L’estate scorsa, Stephens, nel suo ruolo di investitore nel fondo di venture di Thiel Founders Fund, ha ospitato un viaggio di campeggio di lusso a Sonoma, California, per ex alunni di Palantir. Stephens ha aperto il viaggio di due giorni con brevi osservazioni iniziali che hanno toccato la nostalgia dei suoi giorni a Palantir, secondo persone informate sulla questione.

Tra le due dozzine di partecipanti che hanno navigato lungo il Russian River e hanno giocato a paintball quel fine settimana c’erano fondatori, investitori e operatori tecnologici, tra cui Ryan Beiermeister, vicepresidente delle politiche pubbliche presso OpenAI.

Altri nomi che emergono frequentemente quando gli ex alunni parlano della rete includono il capitalista di ventura di 8VC e co-fondatore di Palantir Joe Lonsdale; Garry Tan, capitalista di ventura e amministratore delegato di Y Combinator; e Melody Hildebrandt, chief technology officer presso Fox Corp.

L’associazione con Palantir è delicata in alcuni ambiti.
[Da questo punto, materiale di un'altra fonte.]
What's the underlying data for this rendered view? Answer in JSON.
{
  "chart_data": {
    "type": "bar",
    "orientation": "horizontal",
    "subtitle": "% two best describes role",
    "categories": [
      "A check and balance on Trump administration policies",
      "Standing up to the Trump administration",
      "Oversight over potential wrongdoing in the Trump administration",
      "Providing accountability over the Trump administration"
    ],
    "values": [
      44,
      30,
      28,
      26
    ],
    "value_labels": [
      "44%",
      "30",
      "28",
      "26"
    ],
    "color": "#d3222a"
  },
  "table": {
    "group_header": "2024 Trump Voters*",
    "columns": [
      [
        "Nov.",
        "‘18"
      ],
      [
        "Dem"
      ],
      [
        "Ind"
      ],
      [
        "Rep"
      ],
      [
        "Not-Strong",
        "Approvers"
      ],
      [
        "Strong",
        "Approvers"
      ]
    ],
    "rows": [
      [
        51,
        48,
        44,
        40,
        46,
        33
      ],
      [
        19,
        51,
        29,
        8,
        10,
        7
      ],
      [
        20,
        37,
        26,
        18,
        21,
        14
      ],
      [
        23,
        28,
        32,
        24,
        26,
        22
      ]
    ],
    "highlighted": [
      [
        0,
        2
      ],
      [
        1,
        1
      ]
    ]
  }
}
Shreya Murthy, fondatrice della piattaforma di eventi Partiful, popolare tra gli utenti della Gen Z, è stata recentemente criticata sui social media per aver lavorato a Palantir a causa dei suoi contratti governativi dopo che un articolo su di lei è apparso su The Cut.

“Mi sono unita a Palantir quando avevo 23 anni e ho incontrato molte persone intelligenti che mi hanno aiutato a imparare cosa fare (e cosa non fare) quando si gestisce un’azienda,” ha detto Murthy in una dichiarazione via email. “Ho lasciato e ho scelto di costruire qualcosa di diverso, allineato con i miei valori e passioni.”

“Riconosciamo che può portare con sé dei bagagli,” ha detto Pratap Ranade, un ingegnere che si è unito a Palantir quando ha acquisito la sua prima startup nel 2016. Dice di essere orgoglioso del suo lavoro lì e non nasconde la sua esperienza.

Ranade è rimasto a Palantir per quasi due anni come ingegnere schierato in avanti e dopo aver lasciato ha fondato la sua seconda startup, Arena. L’azienda produce software guidato dall’IA per aiutare gli ingegneri hardware a testare e riparare macchine, simile a J.A.R.V.I.S.—il software di IA fittizio che Tony Stark dei fumetti Marvel crea per alimentare l’armatura di Iron Man, tra gli altri prodotti hardware.

Takeaway: Gli ex dipendenti di Palantir, noti come la “mafia di Palantir”, hanno fondato o guidano oltre 350 aziende tecnologiche, con almeno una dozzina valutate oltre 1 miliardo di dollari. La rete, che include fondatori, investitori e operatori come quelli di Hex Technologies, Peregrine Technologies, Chapter e Anduril Industries, sfrutta l’approccio di “ingegneria schierata in avanti” di Palantir per costruire startup in settori complessi, attirando significativi investimenti di venture capital.